BEA, Oracle users fear price hikes, dumping of products

Users from both camps turn a wary eye to Oracle's US$8.5 billion agreement to buy BEA

Users of technology from both companies today expressed concern about Oracle's US$8.5 billion agreement to buy BEA Systems and to fold in the latter's middleware to the Oracle software stack.

The BEA board of director's vote to approve the sale for US$19.375 a share comes just three months after it spurned Oracle's US$6.7 billion offer in October to buy the middleware vendor.

Burc Oral, a senior architect at government contractor Cell Exchange, said that while the acquisition will give users the option of buying a database and application server from a single vendor, he also expects a period of "confusion" for BEA users because of technology overlap.

Oral, who also heads up the New England BEA User Group, said that he expects that the deal will likely mean the end of some products -- "a little from Oracle and a lot from BEA."

Oral said that Oracle would be well served to retain BEA's WebLogic product, which has a hearty following among users, who have been provided with good support from BEA over the years. "[BEA] had their [WebLogic] product out there many years before Oracle was out there," Oral said. "[It] is very easy to use and BEA has always been very friendly to the user community with downloads and documentation. Oracle doesn't have this wide acceptance from the user community in terms of applications. With BEA life is a lot easier."

But, he noted that since Oracle made its first bid for BEA in October, the middleware firm has been less responsive than usual to the user group.
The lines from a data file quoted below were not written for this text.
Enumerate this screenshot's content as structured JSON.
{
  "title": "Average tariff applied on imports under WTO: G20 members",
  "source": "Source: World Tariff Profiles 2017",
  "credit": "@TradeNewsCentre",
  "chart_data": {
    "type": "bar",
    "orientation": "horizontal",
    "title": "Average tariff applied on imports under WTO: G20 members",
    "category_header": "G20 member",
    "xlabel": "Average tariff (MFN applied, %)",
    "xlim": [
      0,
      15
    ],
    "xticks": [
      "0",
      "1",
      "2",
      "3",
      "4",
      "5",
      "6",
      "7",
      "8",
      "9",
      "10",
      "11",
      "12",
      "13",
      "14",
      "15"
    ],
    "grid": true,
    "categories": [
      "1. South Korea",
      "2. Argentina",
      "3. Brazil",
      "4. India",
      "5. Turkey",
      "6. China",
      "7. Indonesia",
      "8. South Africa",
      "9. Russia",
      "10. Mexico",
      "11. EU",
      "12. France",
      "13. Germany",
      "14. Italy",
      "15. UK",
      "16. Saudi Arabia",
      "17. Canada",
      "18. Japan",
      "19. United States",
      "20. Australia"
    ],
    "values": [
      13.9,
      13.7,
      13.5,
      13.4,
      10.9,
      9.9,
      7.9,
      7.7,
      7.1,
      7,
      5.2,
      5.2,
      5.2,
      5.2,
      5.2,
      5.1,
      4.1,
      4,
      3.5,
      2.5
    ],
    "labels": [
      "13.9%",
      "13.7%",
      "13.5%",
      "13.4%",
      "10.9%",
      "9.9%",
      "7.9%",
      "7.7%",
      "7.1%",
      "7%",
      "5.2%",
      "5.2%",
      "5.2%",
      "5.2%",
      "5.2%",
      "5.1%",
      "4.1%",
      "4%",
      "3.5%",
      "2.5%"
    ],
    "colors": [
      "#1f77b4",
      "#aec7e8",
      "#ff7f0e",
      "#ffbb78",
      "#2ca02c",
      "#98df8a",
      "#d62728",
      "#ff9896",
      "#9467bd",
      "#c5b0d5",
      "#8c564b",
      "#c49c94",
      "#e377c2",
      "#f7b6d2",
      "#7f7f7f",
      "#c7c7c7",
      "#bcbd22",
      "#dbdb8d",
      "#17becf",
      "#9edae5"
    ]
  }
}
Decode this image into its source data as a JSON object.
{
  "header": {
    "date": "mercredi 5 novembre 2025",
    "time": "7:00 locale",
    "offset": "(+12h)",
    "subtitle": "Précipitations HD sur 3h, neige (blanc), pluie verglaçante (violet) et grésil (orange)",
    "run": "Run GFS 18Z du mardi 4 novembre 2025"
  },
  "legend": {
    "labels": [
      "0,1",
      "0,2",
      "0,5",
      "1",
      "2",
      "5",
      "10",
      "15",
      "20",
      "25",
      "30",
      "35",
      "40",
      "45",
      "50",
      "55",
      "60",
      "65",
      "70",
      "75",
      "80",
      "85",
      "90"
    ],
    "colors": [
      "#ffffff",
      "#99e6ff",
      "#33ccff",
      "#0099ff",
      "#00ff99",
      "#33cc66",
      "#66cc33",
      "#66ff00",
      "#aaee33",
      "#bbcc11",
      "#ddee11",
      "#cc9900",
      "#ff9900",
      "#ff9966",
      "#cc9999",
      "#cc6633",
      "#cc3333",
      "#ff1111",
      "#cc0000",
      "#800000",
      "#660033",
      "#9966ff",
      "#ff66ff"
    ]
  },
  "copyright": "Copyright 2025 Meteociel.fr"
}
In addition, Oral said that users from previous Oracle acquisitions including Siebel and Hyperion appear to be "getting better value" from a larger organization that they did before the acquisition.

Jim Burgard, assistant vice chancellor of university computing and communication at the University of New Orleans, said that he doesn't expect the deal to significantly impact his organization, which uses WebLogic with Oracle's PeopleSoft applications. However, he added that he "does have some concerns about future licensing and maintenance costs now that all the components are owned by one vendor."

Mike Gilpin, an analyst with Forrester Research, said that Burgard's fear is not unfounded, noting that there is a chance that support costs for users of BEA's WebLogic Server, AquaLogic Service Bus, AquaLogic BPM, WebLogic Event Server and AquaLogic SOA Management products will grow after the deal closes later this year.

Gilpin did note that Oracle has promised "lifetime support" for BEA products that overlap Oracle's offerings. That means that BEA users won't have to dump their BEA products but may over time pay more for support, he said. If they do move to Oracle's technology, they'll have to pay for migration, Gilpin added.

"Oracle has assured us that they will be very mindful of protecting the interests of existing BEA customers, just as they have been for customers of PeopleSoft and Siebel - and I find their assurances credible," Gilpin said "It's not in Oracle's interest to aggravate these customers, In many cases they are already Oracle customers, anyway."

Todd Langille, project manager of Administrative Computing for Dartmouth College said that he has concerns over whether Oracle has a "clear coherent strategy" for its growing software portfolio, which includes many similar products.

For example, he noted that Oracle bought business intelligence software vendors Hyperion and Siebel despite have its own BI tool set - Discover. "I take a look at that mix of acquisitions and I'm not really sure what their data warehouse strategy will be with all their business intelligence products in play," he remarked.

Langille did note that because Dartmouth runs both Oracle Application Server and BEA's WebLogic software, it's not as important to him which product becomes the database vendor's primary middleware offering. "We see [the acquisition] as probably a knocking down of competition, but given that we use both products, we stand to benefit from whatever intellectual properly Oracle [gains]," he added.

BEA should expedite Oracle's efforts to construct a standards-based middleware architecture, Langille said. However, he acknowledged that it will take some time before any wholesale replacement for Oracle Application Server arrives.

"I don't think products are identical, and for that reason I don't think one will disappear quickly," he added.

Patricia Dues, enterprise program manager for the city of Las Vegas, said she hopes Oracle can use BEA technology to improve its various offerings. For example, she said she hopes software acquired from BEA can augment the analytical capability of Oracle's Business Intelligence Enterprise Edition offering recently purchased by the city.

"We realize what Oracle has done with other acquisitions in taking the best of both worlds - there's always room for improvement and this sparks our interest with the acquisition of BEA," said Dues.

Dues downplayed any concerns that Oracle's ongoing attrition of its software competitors - both large and small - may divert the company's focus away from existing customers or product roadmaps. "I don't see this as what Larry [Ellison] wants. I think there's a strategy behind it all. I can't say that I feel like [Oracle] is going to desert us, they have too many products to manage," she said.